現場というのは、常に状況が変化する。数字を数えている間にも変化する。しかも、数えられるのは「過去」だけ。新しい予兆は、常に定性的にしかとらえられない。これはヤバイぞ、となってから、数字を把握しよう、と思うようになる、という順番。

2021-05-10 17:57:05
shinshinohara @ShinShinohara

だから、現場で何が起きているかを把握するには、全体像をつかむための数字と、状況変化をいちはやく察知するための「定性」の、両方が大切。数字だけに振り回されてはいけない。

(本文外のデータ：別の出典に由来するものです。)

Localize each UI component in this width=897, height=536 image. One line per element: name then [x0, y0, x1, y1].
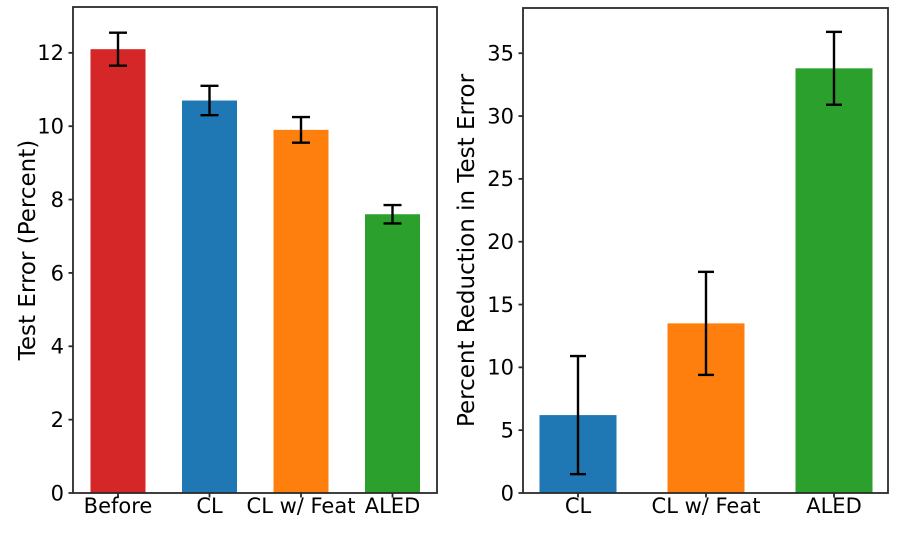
percent-reduction-chart-y-tick-label: 5	[501, 419, 514, 443]
test-error-chart-x-tick-label-before: Before	[84, 494, 153, 518]
percent-reduction-chart-y-tick-label: 10	[487, 356, 514, 380]
test-error-chart-x-tick-label-cl: CL	[196, 494, 223, 518]
test-error-chart-y-tick-label: 12	[37, 41, 64, 65]
test-error-chart-y-axis-label: Test Error (Percent)	[15, 140, 41, 361]
test-error-chart-y-tick-label: 0	[51, 481, 64, 505]
percent-reduction-chart-x-tick-label-cl-w-feat: CL w/ Feat	[652, 494, 761, 518]
percent-reduction-chart-y-tick-label: 35	[487, 42, 514, 66]
test-error-chart-x-tick-label-aled: ALED	[365, 494, 421, 518]
test-error-chart-y-tick-label: 4	[51, 335, 64, 359]
percent-reduction-chart-bar-aled	[795, 68, 873, 493]
percent-reduction-chart-y-axis-label: Percent Reduction in Test Error	[454, 73, 480, 427]
percent-reduction-chart-y-tick-label: 15	[487, 293, 514, 317]
test-error-chart-y-tick-label: 10	[37, 115, 64, 139]
percent-reduction-chart-y-tick-label: 30	[487, 104, 514, 128]
test-error-chart-y-tick-label: 2	[51, 408, 64, 432]
percent-reduction-chart-x-tick-label-aled: ALED	[806, 494, 862, 518]
test-error-chart-y-tick-label: 6	[51, 261, 64, 285]
test-error-chart-x-tick-label-cl-w-feat: CL w/ Feat	[247, 494, 356, 518]
percent-reduction-chart-y-tick-label: 0	[501, 481, 514, 505]
test-error-chart-bar-before	[90, 49, 146, 494]
test-error-chart-y-tick-label: 8	[51, 188, 64, 212]
percent-reduction-chart-x-tick-label-cl: CL	[565, 494, 592, 518]
percent-reduction-chart-y-tick-label: 25	[487, 167, 514, 191]
percent-reduction-chart-y-tick-label: 20	[487, 230, 514, 254]
test-error-chart-bar-aled	[365, 214, 420, 493]
test-error-chart-axes-frame	[72, 6, 438, 494]
test-error-chart-bar-cl-w-feat	[273, 129, 329, 493]
test-error-chart-bar-cl	[182, 100, 237, 493]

数字のない、抒情的なものだと「定性」的な話をバカにすることは、非常に危険。

2021-05-10 17:58:51
shinshinohara @ShinShinohara

定量と定性は両方ともバランスよく、なのだが、なぜ数字を挙げる「定量」的な意見が妙に幅を利かせているのだろうか?それは、論敵をやっつけるのにこんな便利な方法はないからだ。

2021-05-10 18:01:57
shinshinohara @ShinShinohara

冒頭で述べたように、数字を挙げた主張を覆すには、数字を挙げて反論しなければならない、気がしてしまう。数字を挙げる側は、「反論するならエビデンスを示せ、数字で表せ」と詰め寄る。すると、反論する側はタジタジになってしまう。

2021-05-10 18:03:29
shinshinohara @ShinShinohara

竹中平蔵氏と高橋洋一氏はこうした手法の名手だ。自分の主張を数字で補強し、反論する側が数字を示せず、タジタジとなるように議論を持っていく。こうした議論を第三者が横で見ていたら、前者の勝ち、と感じてしまう。しかし、この現象はマクナマラがベトナム戦争を泥沼化させたのと同じ。

2021-05-10 18:05:53
shinshinohara @ShinShinohara

だが私たちは、数字万能主義をもう少し見直す必要がある。繰り返すが、数字は、当たり前だが、数えたことのあるものしか出てこない。数えないものは出てこない。日本人の平均身長は出せても、目と目の間隔の平均は出せない。誰も計測していないから。計測は、問題意識が出てからしか行われない。

2021-05-10 18:08:50
shinshinohara @ShinShinohara

数字を挙げられても、現場から上がっている声がどうも違う、と思ったら、数字で現場の声を押し切ることをやってはいけない。現場の声と数字との間になぜギャップがあるのか、よく考えること。そのうえで、適切な判断は何か、慎重に、しかし果断に考えること。

2021-05-10 18:11:15
shinshinohara @ShinShinohara

このように考えるようになった原体験は、阪神大震災。NHKは深夜になると配給したお弁当の価格を自動表示していた。700円以上のお弁当。この数字だけ見ると、なかなかよいものを食べている気がしてしまう。

2021-05-10 18:13:12
shinshinohara @ShinShinohara

かつ、西宮市や長田区からの中継では、芸能人がステーキ肉を大量に用意して被災者にふるまっている映像が流れていたりした。高額なお弁当と豪華な義援物資。被災者って、結構ぜいたくしているんじゃない?という印象を与えていた。

2021-05-10 18:14:32
shinshinohara @ShinShinohara

しかし、東灘区の実態は違っていた。配給された1日のお弁当は、おにぎり2個、小さく真っ赤なソーセージ1本、スパゲティ2,3本、牛乳パック1つと菓子パン一つ。これが700円以上もするという、お弁当の実態。どう考えても当時400円程度しかしない内容。大人だと全然足りない。

2021-05-10 18:16:46
shinshinohara @ShinShinohara

しかし、神戸市役所も政府もマスコミも、配給のお弁当の価格が700円以上なこと、長田区西宮区でステーキを食べている報道を見て、配給をストップしようとした。ボランティアたち、青くなった。ささやかとはいえ弁当があったからどうにかなった。被災者の多くが飢えてしまう!